Even remuneration-engorged municipal corporate attorneys are eligible for this enlightening expansion of personal horizons, and really, as we contemplate what they knew and when they knew it, all we have left is plenty of time -- and the opportunity to learn something, if we're so inclined.

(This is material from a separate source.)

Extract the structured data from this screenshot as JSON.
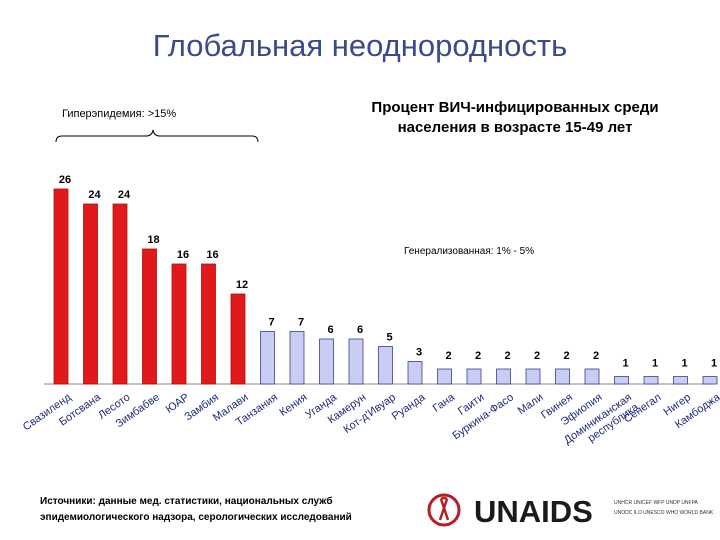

Today's word is sycophant, one of my personal favorites. Note the preferred pronunciation: SICK-uh-funt, or thereabouts. At the same time, you'll occasionally encounter a PSYCHO-funt, but usually only at Democratic Party costume balls.

sycophant

[sik-uh-fuh nt, -fant, sahy-kuh-]

noun

1. a self-seeking, servile flatterer; fawning parasite.

Origin of sycophant 

1530-40; < Latin sȳcophanta < Greek sȳkophántēs informer, equivalent to sŷko (n) fig + phan- (stem of phaínein to show) + -tēs agentive suffix

Related forms
sycophantic, sycophantical, sycophantish, adjective
sycophantically, sycophantishly, adverb
sycophantism, noun

The list of synonyms for sycophant is especially entertaining and colorful: Yes-man, bootlicker, brown-noser, toady, lickspittle, flatterer, flunky, lackey, spaniel, doormat, stooge, cringer, suck, suck-up.

There's even an academic article: "Grovelling And Other Vices: The Sociology Of Sycophancy." Here is a sample sentence:

When the sycophants start calling you a malcontent, there is a sense of pure vindication.